Por fim, como uma última observação acerca do regime de solidariedade estatuído pelo Código de Defesa do Consumidor, deve-se destacar que a organização da cadeia de fornecimento de serviços é de responsabilidade do próprio fornecedor, de modo que é impossível ao fornecedor transferir aos membros da cadeia responsabilidade exclusiva. Vigora, pois, uma impossibilidade de o fornecedor se eximir de sua responsabilidade, o que sequer pode ser admitido como tese de defesa em eventual processo judicial25.
Após essas breves considerações sobre a solidariedade na cadeia de fornecimento, passemos à análise do outro reflexo principal da cadeia de fornecimento: a interdependência dos contratos coligados ou conexos quanto à finalidade de consumo.
2.2.2. Interdependência dos contratos coligados ou conexos quanto à finalidade de consumo
Como decorrência da organização da cadeia de fornecimento e do contexto da conexidade de contratos mencionado anteriormente, visualiza-se no mercado, hoje, uma interdependência, uma ligação dos contratos com o objetivo último de conquistar cada vez mais consumidores no mercado.
A consequência por detrás desse fenômeno, com bem salienta Cláudia Lima Marques é que “se, para consumir, hoje, o consumidor necessita de dois ou mais contratos, o destino destes está coligado ou interdependente”. Em termos da chamada “escada Ponteana”, quer-se dizer que a perda da eficácia ou validade de um dos contratos destinados à finalidade de consumo repercutirá no(s) outro(s).
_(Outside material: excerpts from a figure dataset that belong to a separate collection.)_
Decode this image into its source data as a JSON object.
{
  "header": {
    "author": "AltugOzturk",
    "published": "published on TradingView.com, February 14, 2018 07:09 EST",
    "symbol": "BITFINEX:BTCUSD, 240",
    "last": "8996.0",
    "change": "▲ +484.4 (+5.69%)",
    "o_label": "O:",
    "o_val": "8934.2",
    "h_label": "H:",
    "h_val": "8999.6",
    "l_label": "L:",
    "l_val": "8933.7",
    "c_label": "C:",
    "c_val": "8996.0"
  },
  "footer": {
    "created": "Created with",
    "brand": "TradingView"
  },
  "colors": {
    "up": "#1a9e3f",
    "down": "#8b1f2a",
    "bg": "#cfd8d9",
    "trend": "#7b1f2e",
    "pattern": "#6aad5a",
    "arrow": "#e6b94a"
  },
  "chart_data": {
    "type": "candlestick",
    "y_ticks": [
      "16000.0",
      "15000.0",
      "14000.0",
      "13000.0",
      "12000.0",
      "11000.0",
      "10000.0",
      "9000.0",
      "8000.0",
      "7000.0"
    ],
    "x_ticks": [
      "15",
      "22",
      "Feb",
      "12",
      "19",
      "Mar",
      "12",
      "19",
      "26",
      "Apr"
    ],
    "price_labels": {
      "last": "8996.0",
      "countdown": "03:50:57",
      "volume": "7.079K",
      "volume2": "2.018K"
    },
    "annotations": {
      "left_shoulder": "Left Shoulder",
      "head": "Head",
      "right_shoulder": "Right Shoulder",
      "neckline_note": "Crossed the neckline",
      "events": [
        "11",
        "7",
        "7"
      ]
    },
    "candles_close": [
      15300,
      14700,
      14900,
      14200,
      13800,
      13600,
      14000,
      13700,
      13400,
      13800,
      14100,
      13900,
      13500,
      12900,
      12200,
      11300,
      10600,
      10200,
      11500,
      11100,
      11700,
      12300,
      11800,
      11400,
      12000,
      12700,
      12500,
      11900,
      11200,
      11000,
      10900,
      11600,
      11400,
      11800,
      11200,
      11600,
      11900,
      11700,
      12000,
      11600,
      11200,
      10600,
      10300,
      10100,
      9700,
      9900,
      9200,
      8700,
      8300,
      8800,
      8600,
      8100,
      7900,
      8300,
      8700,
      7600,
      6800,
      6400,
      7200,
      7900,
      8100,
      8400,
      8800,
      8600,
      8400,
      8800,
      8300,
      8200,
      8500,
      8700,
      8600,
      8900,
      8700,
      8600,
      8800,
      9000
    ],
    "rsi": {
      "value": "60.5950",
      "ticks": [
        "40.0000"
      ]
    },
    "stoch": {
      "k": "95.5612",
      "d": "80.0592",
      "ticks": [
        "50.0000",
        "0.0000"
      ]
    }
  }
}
O Código de Defesa do Consumidor, no entanto, não é claro quanto a essa interdependência. O artigo 5226 do diploma consumerista é o que mais se aproxima dessa noção, podendo-se, a partir dele, depreender que no fornecimento de produtos ou serviços que envolva outorga de crédito ou concessão de financiamento ao consumidor, esse contrato acessório tem seu destino ligado ao contrato principal de consumo.
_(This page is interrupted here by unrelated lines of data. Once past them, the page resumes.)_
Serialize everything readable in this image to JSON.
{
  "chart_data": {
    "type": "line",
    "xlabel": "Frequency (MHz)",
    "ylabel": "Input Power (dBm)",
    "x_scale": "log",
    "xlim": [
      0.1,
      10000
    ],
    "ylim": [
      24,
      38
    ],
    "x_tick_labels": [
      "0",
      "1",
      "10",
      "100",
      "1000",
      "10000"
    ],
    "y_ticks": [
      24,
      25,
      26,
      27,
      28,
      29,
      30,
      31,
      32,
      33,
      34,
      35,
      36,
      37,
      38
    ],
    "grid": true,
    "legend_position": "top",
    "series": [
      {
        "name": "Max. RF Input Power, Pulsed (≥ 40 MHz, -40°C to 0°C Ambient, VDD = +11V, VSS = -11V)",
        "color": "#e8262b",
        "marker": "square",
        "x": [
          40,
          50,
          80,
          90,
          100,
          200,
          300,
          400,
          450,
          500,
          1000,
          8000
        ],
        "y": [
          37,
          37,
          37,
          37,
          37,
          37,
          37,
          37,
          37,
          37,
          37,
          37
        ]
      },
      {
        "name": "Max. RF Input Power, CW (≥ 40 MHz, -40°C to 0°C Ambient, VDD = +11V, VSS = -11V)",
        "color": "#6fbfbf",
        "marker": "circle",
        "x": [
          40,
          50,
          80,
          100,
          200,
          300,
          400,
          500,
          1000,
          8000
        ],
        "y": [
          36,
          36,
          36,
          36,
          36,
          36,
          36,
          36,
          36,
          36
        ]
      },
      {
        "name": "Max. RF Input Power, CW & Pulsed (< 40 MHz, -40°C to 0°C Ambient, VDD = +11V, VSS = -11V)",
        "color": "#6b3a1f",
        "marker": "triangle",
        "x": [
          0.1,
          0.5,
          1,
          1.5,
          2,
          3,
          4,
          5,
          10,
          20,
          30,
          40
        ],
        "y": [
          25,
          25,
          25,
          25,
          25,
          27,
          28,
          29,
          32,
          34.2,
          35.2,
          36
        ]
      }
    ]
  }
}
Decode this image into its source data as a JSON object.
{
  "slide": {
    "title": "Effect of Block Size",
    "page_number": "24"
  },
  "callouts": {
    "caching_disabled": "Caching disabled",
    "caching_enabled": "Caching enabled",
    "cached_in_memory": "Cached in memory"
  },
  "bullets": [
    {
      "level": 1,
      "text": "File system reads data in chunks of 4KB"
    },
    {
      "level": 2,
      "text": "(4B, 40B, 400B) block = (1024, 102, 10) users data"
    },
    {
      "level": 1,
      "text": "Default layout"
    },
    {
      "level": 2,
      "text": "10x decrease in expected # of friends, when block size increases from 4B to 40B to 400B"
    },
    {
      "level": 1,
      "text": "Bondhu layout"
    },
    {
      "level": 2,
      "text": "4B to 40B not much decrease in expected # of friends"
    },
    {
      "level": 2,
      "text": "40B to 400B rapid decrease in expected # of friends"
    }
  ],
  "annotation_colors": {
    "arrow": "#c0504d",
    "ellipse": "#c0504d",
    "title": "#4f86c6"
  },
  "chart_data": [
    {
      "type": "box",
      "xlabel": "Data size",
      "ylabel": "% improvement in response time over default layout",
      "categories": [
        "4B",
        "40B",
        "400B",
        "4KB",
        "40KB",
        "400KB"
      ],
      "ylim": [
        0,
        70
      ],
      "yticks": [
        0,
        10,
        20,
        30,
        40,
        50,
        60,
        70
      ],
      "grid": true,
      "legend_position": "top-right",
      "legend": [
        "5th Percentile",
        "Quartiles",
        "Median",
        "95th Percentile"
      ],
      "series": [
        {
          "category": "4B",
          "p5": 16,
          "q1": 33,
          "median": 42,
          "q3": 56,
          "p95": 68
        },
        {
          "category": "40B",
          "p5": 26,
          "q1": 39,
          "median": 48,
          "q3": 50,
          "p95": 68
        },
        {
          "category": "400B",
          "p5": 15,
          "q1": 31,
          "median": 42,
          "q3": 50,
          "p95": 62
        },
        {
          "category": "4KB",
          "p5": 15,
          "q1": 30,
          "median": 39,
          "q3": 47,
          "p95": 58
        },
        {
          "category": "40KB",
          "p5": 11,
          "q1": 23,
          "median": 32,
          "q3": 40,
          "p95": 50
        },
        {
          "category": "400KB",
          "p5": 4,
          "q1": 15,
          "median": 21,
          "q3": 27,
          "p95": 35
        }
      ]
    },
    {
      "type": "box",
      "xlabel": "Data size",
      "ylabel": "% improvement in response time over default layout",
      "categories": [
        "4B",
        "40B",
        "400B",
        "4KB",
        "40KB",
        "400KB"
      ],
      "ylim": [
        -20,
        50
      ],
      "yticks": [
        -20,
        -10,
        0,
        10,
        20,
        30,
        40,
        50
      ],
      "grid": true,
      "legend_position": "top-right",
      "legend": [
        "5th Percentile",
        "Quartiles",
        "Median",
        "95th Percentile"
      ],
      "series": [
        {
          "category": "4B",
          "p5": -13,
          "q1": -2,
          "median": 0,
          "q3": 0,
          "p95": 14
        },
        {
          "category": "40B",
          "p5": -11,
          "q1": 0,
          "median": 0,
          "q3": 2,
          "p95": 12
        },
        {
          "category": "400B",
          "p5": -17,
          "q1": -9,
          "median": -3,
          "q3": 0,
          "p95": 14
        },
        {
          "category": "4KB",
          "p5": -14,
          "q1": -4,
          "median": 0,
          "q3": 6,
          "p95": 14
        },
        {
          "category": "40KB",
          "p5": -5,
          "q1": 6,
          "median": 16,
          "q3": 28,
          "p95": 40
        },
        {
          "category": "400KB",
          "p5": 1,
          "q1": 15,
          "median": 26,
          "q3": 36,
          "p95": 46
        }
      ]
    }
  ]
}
Pode-se chegar a essa conclusão porque a lei expressamente impõe ao fornecedor a obrigação de informar adequadamente não somente sobre o produto ou serviço adquirido, mas também sobre as condições relacionadas ao contrato de financiamento. Ainda, a própria lei assegura ao consumidor a liquidação antecipada do débito, total ou parcialmente, mediante redução proporcional dos juros e demais acréscimos, concluindo-se, pois, que o contrato de financiamento é estritamente ligado com o contrato de consumo principal.
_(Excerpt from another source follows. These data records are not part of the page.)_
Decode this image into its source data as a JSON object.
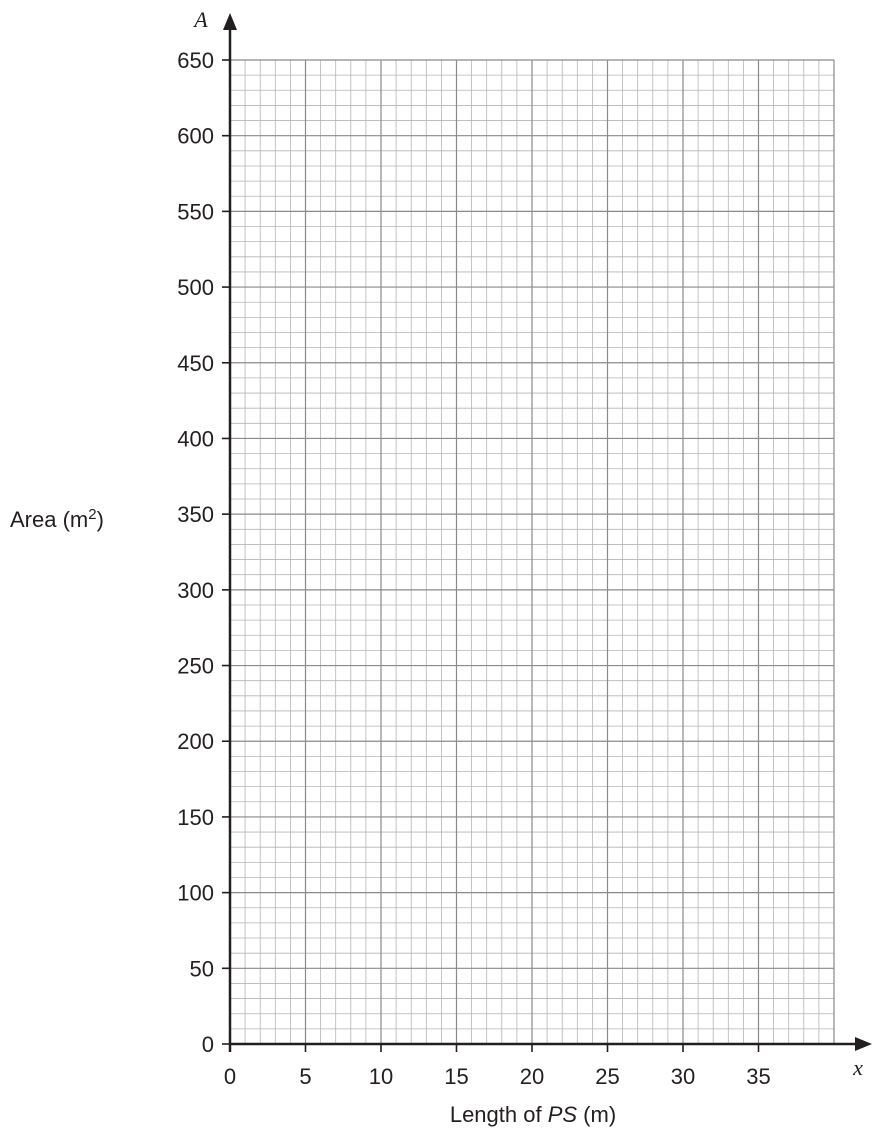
{
  "chart_data": {
    "type": "line",
    "series": [],
    "grid": true,
    "xlim": [
      0,
      40
    ],
    "ylim": [
      0,
      650
    ],
    "x_axis_var": "x",
    "y_axis_var": "A",
    "xlabel": {
      "prefix": "Length of ",
      "italic": "PS",
      "suffix": " (m)"
    },
    "ylabel": {
      "prefix": "Area (m",
      "sup": "2",
      "suffix": ")"
    },
    "x_ticks": [
      0,
      5,
      10,
      15,
      20,
      25,
      30,
      35
    ],
    "y_ticks": [
      0,
      50,
      100,
      150,
      200,
      250,
      300,
      350,
      400,
      450,
      500,
      550,
      600,
      650
    ],
    "x_minor_step": 1,
    "y_minor_step": 10,
    "colors": {
      "minor_grid": "#b5b5b5",
      "major_grid": "#8a8a8a",
      "axis": "#231f20"
    }
  }
}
Se o texto expresso da lei foi tímido ao reconhecer a interdependência dos contratos coligados quanto à finalidade de consumo, a jurisprudência é mais sólida nesse sentido. O exemplo clássico enfrentado pelos tribunais é o da intermediação fiduciária, principalmente nos casos de compra e venda de veículos contendo cláusula de alienação fiduciária. Reconhece-se nesses casos, usualmente, que a resolução do contrato de compra e venda acarreta a extinção do pacto acessório de financiamento, haja vista que os negócios jurídicos, embora distintos, são coligados e a perda da eficácia de um repercute na validade do outro27.
Outros exemplos bastante atuais da interdependência de contratos coligados no mercado de consumo são os atuais métodos de pagamento e as relações jurídicas contratuais travadas com operadoras de cartão de crédito e operadoras de pagamento online, como, por exemplo, as já bastante conhecidas plataformas “PayPal” e “PagSeguro”28.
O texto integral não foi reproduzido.